While I was browsing the web for interesting perspectives a few days ago, I came across yet another article that portrayed Islam very negatively, as usual posted on a pro-atheism website. That, combined with many other examples of people in the West having a terribly negative image of the religion, made me decide that in this week’s post I would try and rationalise things a little. I have heavily criticised this kind of ignorant atheism before, but I simply cannot help feeling like more needs to be said. After all, Islam is still the most hated religion there is, and I’m not sure if that’s justified.
First of all, if you have the time, have a quick look at the article, and also check out the comment section. Naturally, as usual, the writer makes some very big mistakes such as suggesting that Muslims think God has children, and in the comment section anyone defending Islam gets a whole load of rubbish thrown at them, while comments such as “Muhammad was a rapist” receive nothing but upvotes, despite the likely conclusion that none of that is true.
However, probably the worst thing of all is that these people pride themselves as being open-minded and rational, believing that they indeed have all the knowledge. In reality, their judgements are clouded by prejudice and based on extremely questionable sources such as these articles posted on pro-atheism websites. The question is, why do they believe all these “facts”?
In social-psychology, many experiments have been done to test human thinking, particularly a few decades ago when a lot more was allowed. An experiment that is especially interesting is one by Stanley Milgram, who tested the power of authority. All he did was pay a couple of participants to basically torture someone, hire an actor who pretended like he was indeed being tortured (only audible for the subjects), and a man in a white coat who told the participants that everything was fine. The conclusion? Research participants carried on giving electrical shocks until the actor supposedly died (at 450 volts) in over 60% of the cases, just because a man in a white coat told them everything was fine.

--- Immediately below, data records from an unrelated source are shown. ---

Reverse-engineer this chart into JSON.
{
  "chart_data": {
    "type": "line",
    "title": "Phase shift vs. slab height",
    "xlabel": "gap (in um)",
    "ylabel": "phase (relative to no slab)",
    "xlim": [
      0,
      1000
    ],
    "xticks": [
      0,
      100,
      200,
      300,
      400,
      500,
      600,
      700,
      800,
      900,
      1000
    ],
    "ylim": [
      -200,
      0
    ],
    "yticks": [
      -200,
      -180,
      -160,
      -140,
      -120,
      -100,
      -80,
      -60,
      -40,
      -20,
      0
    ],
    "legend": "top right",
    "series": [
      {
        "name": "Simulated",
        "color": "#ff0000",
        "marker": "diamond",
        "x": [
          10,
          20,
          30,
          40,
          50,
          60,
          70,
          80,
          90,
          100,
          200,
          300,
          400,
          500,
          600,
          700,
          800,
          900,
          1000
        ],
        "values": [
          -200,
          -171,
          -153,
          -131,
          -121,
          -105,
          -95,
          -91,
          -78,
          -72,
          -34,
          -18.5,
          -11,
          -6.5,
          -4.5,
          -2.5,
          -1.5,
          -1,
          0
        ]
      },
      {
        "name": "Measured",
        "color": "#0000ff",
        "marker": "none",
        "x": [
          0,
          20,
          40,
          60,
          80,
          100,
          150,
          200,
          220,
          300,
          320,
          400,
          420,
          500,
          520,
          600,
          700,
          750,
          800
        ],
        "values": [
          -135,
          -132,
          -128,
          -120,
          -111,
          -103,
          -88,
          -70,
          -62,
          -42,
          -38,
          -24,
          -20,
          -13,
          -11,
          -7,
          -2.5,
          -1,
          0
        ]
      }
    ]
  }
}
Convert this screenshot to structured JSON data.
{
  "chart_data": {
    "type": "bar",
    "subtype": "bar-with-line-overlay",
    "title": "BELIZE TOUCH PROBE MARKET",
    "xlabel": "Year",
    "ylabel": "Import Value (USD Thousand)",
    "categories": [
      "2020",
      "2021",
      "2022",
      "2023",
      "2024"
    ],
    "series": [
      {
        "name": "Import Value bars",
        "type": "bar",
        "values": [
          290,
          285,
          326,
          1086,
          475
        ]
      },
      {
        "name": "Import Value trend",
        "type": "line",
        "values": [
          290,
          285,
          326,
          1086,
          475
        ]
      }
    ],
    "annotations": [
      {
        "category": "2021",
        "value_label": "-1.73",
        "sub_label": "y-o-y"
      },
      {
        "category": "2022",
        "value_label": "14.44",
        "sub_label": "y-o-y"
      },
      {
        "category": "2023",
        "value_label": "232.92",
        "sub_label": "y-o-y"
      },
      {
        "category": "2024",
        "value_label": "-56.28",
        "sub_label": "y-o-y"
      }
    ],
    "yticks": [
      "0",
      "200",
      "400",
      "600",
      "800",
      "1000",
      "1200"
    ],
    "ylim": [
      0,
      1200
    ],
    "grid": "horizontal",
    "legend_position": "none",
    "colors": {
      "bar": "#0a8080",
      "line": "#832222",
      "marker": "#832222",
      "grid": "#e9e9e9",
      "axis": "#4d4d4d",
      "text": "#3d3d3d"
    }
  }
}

Surely, this oversimplifies things quite a lot (you can watch a video yourself, I promise it’s very interesting), but what matters is the result of the experiment: people will believe whatever they are told, no matter the consequences, just as long as the source is authoritative and confident enough. People were willing to kill millions of Jews just because a man with a moustache told them that Jews had to be exterminated, and in the same way, people are willing to believe a fancy-looking article regardless of the fact that it has enormous consequences for a large part of the world population.
In the end, experiments like this one suggest that such ignorance and evil is human nature and that we probably won’t ever get rid of it. As long as there is still someone out there preaching against Islam and as long as the popular media doesn’t explicitly show that Islam isn’t dangerous at all (which is not possible as long as fundamentalism still exists), the religion will always be unfairly looked down upon by a large group of the Western population.
But identifying a problem and concluding that nothing can be done isn’t very productive, so what we should ask ourselves is what we can do to minimise this effect, because although it cannot be solved, that doesn’t mean there isn’t anything we can do. For instance, we can educate ourselves and use that knowledge we gain to educate others, so that slowly, one person at a time, we can convince a large part of the population that their prejudices are faulty.
Particularly, now that I have read the Qur’an, I suddenly notice misconceptions about Islam basically on a daily basis, whether it is on the internet, within my friend groups or even my professors in university. Most of these misconceptions are innocent, but that doesn’t take away the fact that if we can show that the innocent misconceptions are wrong, the more damaging ones won’t seem so infallible anymore. And that is what needs to be done: the world needs to be convinced that the “authority” that is the internet and the media is often wrong and that Islam isn’t as bad as some people want us to think it is.